Le roi ne s’attendait pas à ce coup; il se préparait à railler, on allait au devant de lui.
– Qu’est-ce que j’ai donc fait, duc?
– Sire, Votre Majesté a donné le commandement de ses chevau-légers à M. le duc d’Aiguillon.
– Oui, c’est vrai, duc.
– Et pour cela il fallait toute l’énergie, toute l’habileté de Votre Majesté. C’est presque un coup État
On était à la fin du repas; le roi attendit un moment et se leva de table.
La conversation eût pu l’embarrasser, mais Richelieu était décidé à ne pas lâcher sa proie. Aussi, lorsque le roi se mit à causer avec madame de Noailles, la dauphine et mademoiselle de Taverney, Richelieu manœuvra-t-il si savamment, qu’il se retrouva en pleine conversation, conversation qu’il avait dirigée selon son gré.
– Sire, dit-il, Votre Majesté sait que les succès enhardissent.
– Est-ce pour nous dire que vous êtes hardi, duc?
– C’est pour demander à Votre Majesté une nouvelle grâce, après celle que le roi a daigné me faire; un de mes bons amis, un ancien serviteur de Votre Majesté, a son fils dans les gendarmes. Le jeune homme est plein de mérite, mais pauvre. Il a reçu d’une auguste princesse un brevet de capitaine, mais il lui manque la compagnie.
– La princesse est ma fille? demanda le roi en se retournant vers la dauphine.
– Oui, sire, dit Richelieu, et le père de ce jeune homme s’appelle le baron de Taverney.
– Mon père!… s’écria involontairement Andrée. Philippe!… C’est pour Philippe, monsieur le duc, que vous demandez une compagnie?
Puis, honteuse de cet oubli de l’étiquette, Andrée fit un pas en arrière, rougissante et les mains jointes.
Le roi se retourna pour admirer la rougeur, l’émotion de la belle enfant; il revint aussi à Richelieu avec un regard de bienveillance qui apprit au courtisan combien sa demande était agréable à cause de l’occasion qu’elle fournissait.
– En effet, dit la dauphine, ce jeune homme est charmant, et j’avais pris l’engagement de faire sa fortune. Que les princes sont malheureux! Dieu, quand il leur donne la bonne volonté, leur ôte la mémoire ou le raisonnement; ne devais-je pas penser que ce jeune homme était pauvre, que ce n’était pas assez de lui donner l’épaulette, et qu’il fallait encore lui donner la compagnie?
– Eh! madame, comment Votre Altesse l’eût-elle su?

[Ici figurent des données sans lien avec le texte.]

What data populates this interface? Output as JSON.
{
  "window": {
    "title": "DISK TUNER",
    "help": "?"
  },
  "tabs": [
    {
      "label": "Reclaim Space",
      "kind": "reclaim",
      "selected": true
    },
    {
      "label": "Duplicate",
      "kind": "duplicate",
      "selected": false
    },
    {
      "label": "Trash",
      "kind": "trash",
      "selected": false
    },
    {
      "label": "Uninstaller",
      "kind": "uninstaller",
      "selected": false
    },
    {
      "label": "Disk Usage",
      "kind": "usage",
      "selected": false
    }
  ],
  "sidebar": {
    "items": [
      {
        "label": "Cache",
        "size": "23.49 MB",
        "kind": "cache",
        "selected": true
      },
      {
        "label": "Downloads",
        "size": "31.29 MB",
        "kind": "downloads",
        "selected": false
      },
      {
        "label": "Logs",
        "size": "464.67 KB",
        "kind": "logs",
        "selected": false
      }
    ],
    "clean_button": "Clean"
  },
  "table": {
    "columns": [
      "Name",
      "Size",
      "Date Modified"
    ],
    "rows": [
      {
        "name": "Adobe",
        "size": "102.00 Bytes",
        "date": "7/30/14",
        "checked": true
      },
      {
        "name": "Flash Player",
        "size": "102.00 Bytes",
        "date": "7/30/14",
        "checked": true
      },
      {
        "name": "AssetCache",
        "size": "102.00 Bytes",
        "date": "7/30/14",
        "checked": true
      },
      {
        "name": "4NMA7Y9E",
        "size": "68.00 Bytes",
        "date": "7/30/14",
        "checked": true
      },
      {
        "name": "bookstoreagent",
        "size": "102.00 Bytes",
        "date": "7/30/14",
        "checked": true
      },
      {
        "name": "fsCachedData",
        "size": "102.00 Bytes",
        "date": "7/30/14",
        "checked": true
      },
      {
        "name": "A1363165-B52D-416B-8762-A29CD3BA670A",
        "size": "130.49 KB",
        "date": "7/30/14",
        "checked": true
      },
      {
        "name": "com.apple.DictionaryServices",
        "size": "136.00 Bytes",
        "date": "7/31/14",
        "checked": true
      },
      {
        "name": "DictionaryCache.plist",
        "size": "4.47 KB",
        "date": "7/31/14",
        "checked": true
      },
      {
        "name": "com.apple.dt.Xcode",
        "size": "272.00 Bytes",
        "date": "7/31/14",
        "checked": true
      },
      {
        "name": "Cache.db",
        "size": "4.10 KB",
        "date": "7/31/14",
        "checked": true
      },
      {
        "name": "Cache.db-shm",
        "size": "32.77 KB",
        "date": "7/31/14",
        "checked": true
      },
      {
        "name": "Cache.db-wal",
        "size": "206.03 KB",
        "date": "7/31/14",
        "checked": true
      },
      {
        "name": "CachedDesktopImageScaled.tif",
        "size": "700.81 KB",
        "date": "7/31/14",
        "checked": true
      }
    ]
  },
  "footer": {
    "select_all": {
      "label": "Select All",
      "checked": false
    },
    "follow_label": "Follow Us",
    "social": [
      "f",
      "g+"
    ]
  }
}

– Oh! je le savais, répliqua vivement la dauphine avec un geste qui rappela au souvenir d’Andrée la maison si nue, si modeste, et pourtant si heureuse à son enfance; oui, je le savais, et j’ai cru avoir tout fait en donnant un grade à M. Philippe de Taverney. Il s’appelle Philippe, n’est-ce pas, mademoiselle?
– Oui, madame.
Le roi regarda toutes ces physionomies si nobles, si ouvertes; puis il arrêta les yeux sur celle de Richelieu, qui s’illuminait aussi d’un reflet de générosité qu’il empruntait sans doute à son auguste voisine.